Rather than addressing any misalignments between the employee and the position through performance management, the leader engages in indirect behaviors. These behaviors signal the employee is no longer a welcomed team member. In essence, the employee’s better option is to quit the job.
In a LinkedIn News poll, over 80% of the respondents indicated they have either experienced quiet firing or observed the behaviors.
What Not to Do
Quiet firing behaviors could include, but are not limited to, the following intentional actions –
❌ Excluding the employee from important business meetings or projects
❌ Not sharing job-related information critical to the employee’s success
❌ Talking about the employee to others instead of speaking with the employee about the concerns
❌ Giving the employee an assignment that is doomed to failure
❌ Repeatedly canceling or re-scheduling one-to-one meetings with the employee, creating a social contact and information void
❌ Incrementally offloading the employee’s essential duties to a colleague
❌ Disproportionately loading the employee down with extra work in comparison to peers
❌ Never catching the employee doing something right, yet faithfully dwelling on any misstep, even minor ones
These leadership behaviors are seemingly less confrontational and could achieve the end goal of the employee voluntarily exiting the company. However, the organization could have significant unwanted reputational and financial impacts.
What to Do
One of the most crucial accountabilities of a leader is talent management.

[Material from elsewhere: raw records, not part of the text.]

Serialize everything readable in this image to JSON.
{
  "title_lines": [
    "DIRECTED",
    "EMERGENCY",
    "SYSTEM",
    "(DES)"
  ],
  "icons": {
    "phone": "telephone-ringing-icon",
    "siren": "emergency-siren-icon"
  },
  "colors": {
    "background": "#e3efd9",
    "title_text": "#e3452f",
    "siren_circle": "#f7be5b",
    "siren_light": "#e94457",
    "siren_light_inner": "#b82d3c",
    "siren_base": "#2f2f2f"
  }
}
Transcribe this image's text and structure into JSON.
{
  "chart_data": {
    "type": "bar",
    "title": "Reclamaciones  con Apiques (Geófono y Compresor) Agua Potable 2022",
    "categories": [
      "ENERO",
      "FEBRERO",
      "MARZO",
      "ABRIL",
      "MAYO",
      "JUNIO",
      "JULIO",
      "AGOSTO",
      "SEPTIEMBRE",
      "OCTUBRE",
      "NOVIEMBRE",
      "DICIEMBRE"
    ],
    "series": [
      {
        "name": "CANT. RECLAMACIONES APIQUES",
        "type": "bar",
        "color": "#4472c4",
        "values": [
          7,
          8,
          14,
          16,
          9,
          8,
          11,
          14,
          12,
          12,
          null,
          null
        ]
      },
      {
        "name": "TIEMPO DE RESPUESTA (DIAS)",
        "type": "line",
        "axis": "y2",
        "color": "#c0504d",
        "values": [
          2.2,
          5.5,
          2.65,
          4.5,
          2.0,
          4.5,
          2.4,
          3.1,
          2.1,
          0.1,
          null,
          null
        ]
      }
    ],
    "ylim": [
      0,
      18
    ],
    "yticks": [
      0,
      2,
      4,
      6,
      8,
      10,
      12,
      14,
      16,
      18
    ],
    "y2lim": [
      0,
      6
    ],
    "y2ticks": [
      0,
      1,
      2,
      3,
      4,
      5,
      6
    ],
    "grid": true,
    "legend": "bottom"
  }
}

The leader identifies, hires, develops, and retains the right talent. As a result, they help team members achieve their optimal influence and impact while keeping organizational objectives in mind.
Influential leaders engage the employee in courageous conversations when there is a misalignment between the employee’s capabilities (knowledge, skills, abilities, behaviors, or attitude), job performance expectations, and actual outcomes.
Tips for the Courageous Conversation
✅ Realize that it is likely not a one-and-done conversation.
✅ Be clear about the position expectations – the desired outcomes and the knowledge, skills, abilities, behaviors, and attitude that will enable the employee to meet and exceed expectations.
✅ Ensure you have communicated the expectations to the employee, verbally and in writing, providing the support to enable the employee to achieve targeted results.
✅ Assess the employee’s misalignment to the stated expectations, citing specific examples.
✅ Be honest and transparent in communicating your perspective while preserving the employee’s dignity and respect.
✅ Create a forum for interactive dialogue.
✅ Be willing to make the difficult decision to release the employee from the role.
✅ And, yes, take the time to document throughout the process.
Impacts
Ideally, leaders will always have a perfect alignment of talent to positions. However, when that is not the case, choose to address the misalignment directly through active conversations.
Doing so could save the company from encountering unnecessary reputational and financial risks.
And personally, the leader could avoid creating a brand that diminishes influence, effectiveness, and positive impact – all factors considered in advancing one’s career.